M3 India Newsdesk Jan 09, 2022

Dr. NK Hase delivers a masterclass on urinary tract infections (UTIs), exclusive for M3 India members, in this 3-part series. In this first part, he discusses classification, pathogenesis, and microbiological spectrum of UTIs.

Definition of UTI

UTI is defined as an inflammatory response of the uroepithelium starting from the urethra to the kidney to bacterial invasion. It is usually associated with bacteriuria (bacteria in the urine) and pyuria (WBCs in the urine).

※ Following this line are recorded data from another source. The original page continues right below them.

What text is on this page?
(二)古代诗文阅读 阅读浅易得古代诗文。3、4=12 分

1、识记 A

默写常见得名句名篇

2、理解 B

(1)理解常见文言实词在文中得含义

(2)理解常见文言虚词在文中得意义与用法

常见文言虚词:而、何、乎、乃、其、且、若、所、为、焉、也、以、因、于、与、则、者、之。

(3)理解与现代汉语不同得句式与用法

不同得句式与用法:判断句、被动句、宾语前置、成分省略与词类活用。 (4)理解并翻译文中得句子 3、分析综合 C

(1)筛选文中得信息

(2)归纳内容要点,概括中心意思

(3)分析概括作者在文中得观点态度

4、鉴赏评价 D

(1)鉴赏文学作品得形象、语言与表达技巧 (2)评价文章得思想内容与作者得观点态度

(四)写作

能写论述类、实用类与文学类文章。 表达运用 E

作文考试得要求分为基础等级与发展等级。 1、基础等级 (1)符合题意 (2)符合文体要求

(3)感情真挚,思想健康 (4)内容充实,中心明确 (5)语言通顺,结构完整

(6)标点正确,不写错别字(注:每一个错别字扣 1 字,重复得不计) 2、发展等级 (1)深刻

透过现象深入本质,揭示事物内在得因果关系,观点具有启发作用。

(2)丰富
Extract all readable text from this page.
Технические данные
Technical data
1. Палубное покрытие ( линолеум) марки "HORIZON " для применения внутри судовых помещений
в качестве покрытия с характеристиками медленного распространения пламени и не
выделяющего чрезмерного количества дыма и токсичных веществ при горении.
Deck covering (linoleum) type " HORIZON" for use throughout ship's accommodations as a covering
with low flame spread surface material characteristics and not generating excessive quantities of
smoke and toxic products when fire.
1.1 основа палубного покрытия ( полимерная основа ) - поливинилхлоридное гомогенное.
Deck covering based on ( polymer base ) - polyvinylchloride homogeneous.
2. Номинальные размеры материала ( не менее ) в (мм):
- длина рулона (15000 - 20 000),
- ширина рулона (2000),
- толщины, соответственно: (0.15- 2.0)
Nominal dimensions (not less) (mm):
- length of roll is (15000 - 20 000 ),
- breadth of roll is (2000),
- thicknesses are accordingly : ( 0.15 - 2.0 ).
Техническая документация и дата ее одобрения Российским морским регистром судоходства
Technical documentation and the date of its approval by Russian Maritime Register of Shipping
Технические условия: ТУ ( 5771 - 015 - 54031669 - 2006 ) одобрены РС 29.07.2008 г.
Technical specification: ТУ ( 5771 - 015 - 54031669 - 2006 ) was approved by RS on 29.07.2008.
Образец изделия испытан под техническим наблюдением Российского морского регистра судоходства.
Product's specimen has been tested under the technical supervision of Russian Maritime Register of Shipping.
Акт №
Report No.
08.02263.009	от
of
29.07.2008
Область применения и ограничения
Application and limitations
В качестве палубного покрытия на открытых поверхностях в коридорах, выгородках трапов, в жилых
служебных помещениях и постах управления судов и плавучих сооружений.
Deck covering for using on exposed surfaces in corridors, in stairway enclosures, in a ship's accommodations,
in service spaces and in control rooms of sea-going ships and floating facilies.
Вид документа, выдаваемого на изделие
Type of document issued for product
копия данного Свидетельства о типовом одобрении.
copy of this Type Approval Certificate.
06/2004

  • Bacteriuria without pyuria suggests bacterial colonisation without active infection.
  • Pyuria without bacteriuria is called sterile pyuria; suggests interstitial nephritis, kidney stones, and tuberculosis

Spectrum of UTI may range from asymptomatic bacteriuria to life-threatening tissue infection associated with shock and multiorgan failure.


Magnitude of problem

Urinary tract infections (UTIs) are the second-most commonly diagnosed infectious diseases worldwide in the community as well as healthcare settings. About 150 million people are diagnosed with UTI each year worldwide.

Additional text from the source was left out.